The purpose of the interviews' initiators wasn't to expose testimonies of different acts in the first place. Oz defiantly asked for testimonies about feelings. "The key word," he clarified, "is what you felt."

Many researchers doubt the factual value of such testimonies/feelings. A study which looked into similar testimonies from the Vietnam War, for example, discovered that 40 percent of the soldiers who testified about tensions over fighting were not exposed to fighting at all, and they were the ones who testified more than others that they had committed horrors in the battlefield themselves. Another study determines that the soldiers match the testimonies to the interviewers' agenda. The agenda wasn't hidden in any way. Oz and Shapira's purpose was to go out against the feeling of euphoria in Israel.

There are two ways to deal with materials of this kind. The first way is a historical outlook. The testimonies should also be presented in the overall context of the events. In the years, months and weeks before the war there were specific threats of annihilation.

The Arab League decided in 1964 that "the completion of the military preparations will lead to the final destruction of Israel." In 1966, then-Syrian Defense Minister Hafez Assad, who later became president, declared: "We are determined to soak this land in your blood, to throw you in the sea." Nine days before the war broke out, Egyptian President Gamal Abdel Nasser said: "Our basic goal is the destruction of the State of Israel." A week before the war broke out, PLO founder and leader Ahmad al-Shukeiri said: "Whoever survives will remain in Palestine. But I don't think anyone will survive."

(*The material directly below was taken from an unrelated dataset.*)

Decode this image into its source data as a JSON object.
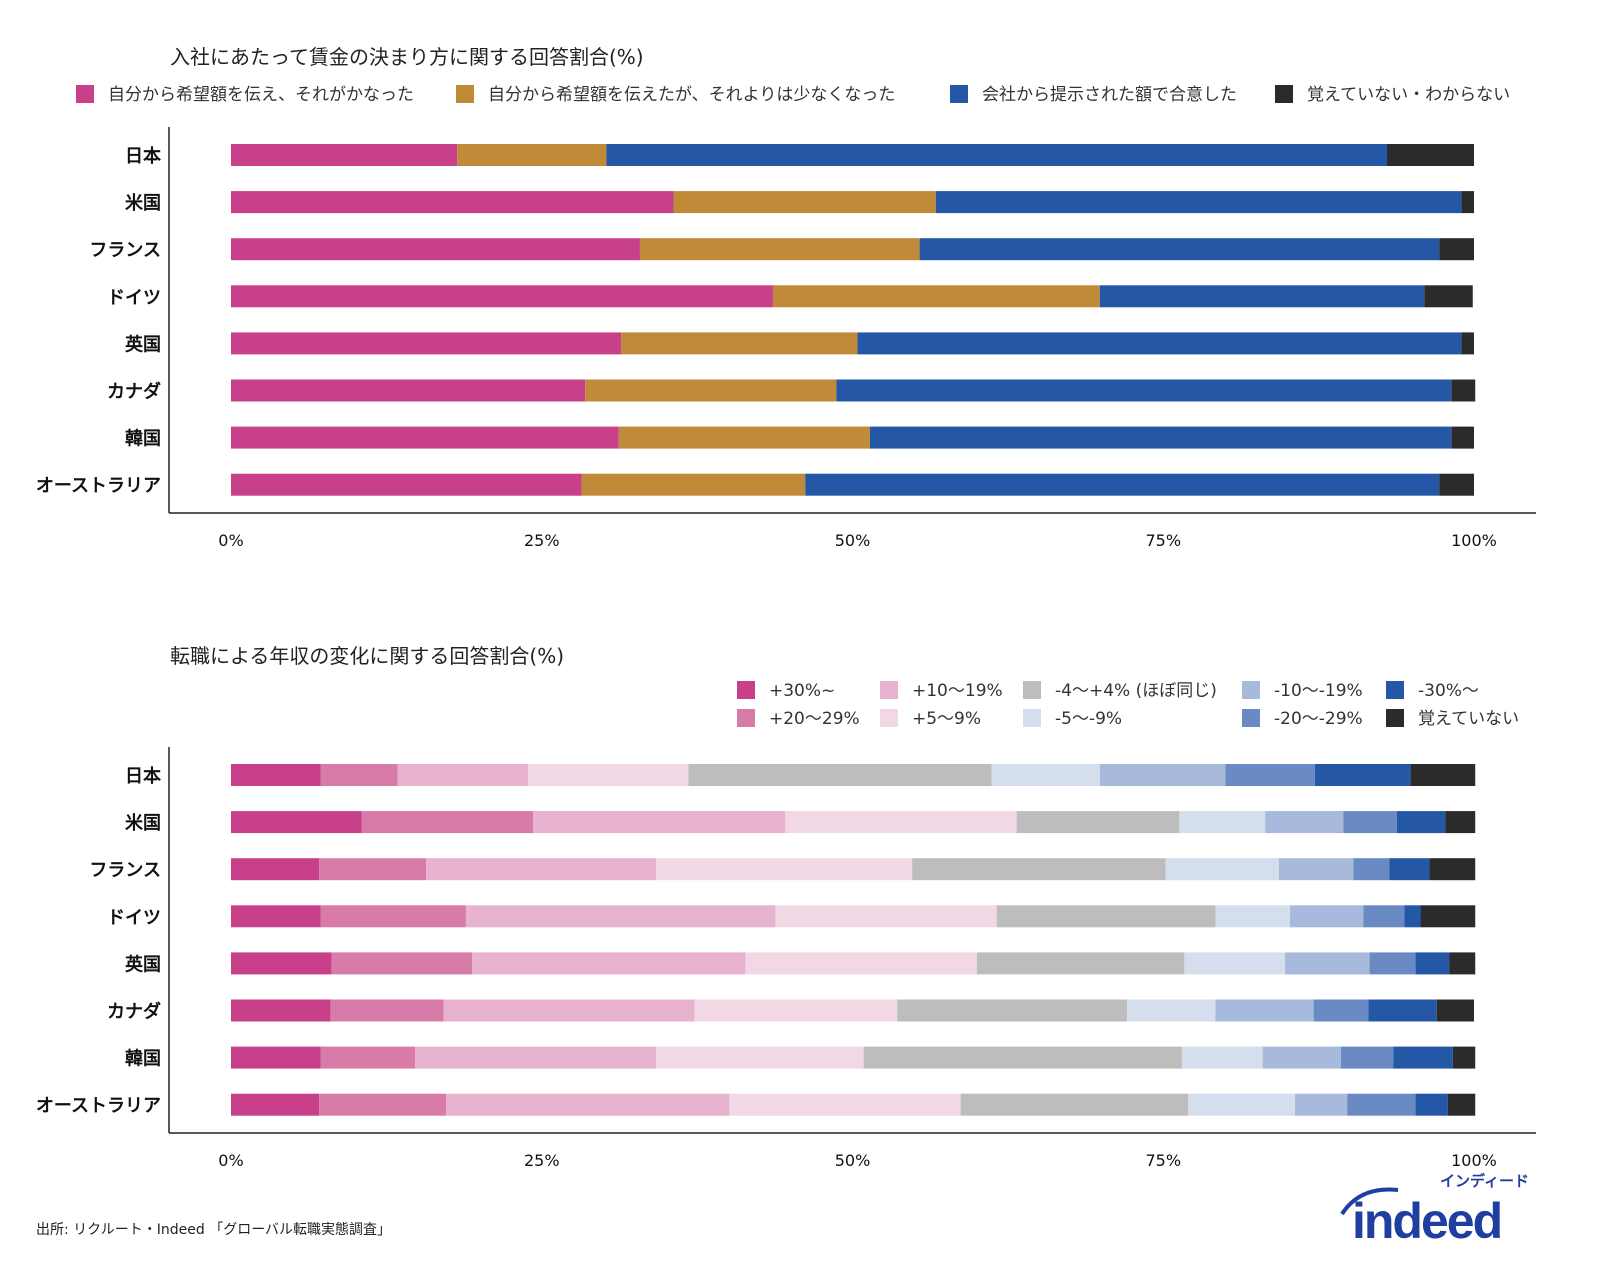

That's the historical background. That's what those who went out to fight heard. That doesn’t justify any war crimes. And in practice, there were only a few testimonies of war crimes.

But there is another approach – neither historical nor scientific, but propaganda-related. It's the approach who prefers to manipulatively emphasize testimonies over exceptions. It's the approach who joins, perhaps knowingly, the massive campaign aiming to present Israel as a monster. It's the approach of the PR campaign of "Censored Voices," which includes the distorted claim that "70 percent of the material was censored" in order to create the suitable atmosphere to convey the message.

The film will not only be screened around the world, but also in Israel. That's the way it should be. Israel is a democracy. But we should know that it's not an exposure, and there was no exposure there. Everything has already been published. The film's director didn't hesitate to present her political agenda. The result, we should all know, is a propaganda film.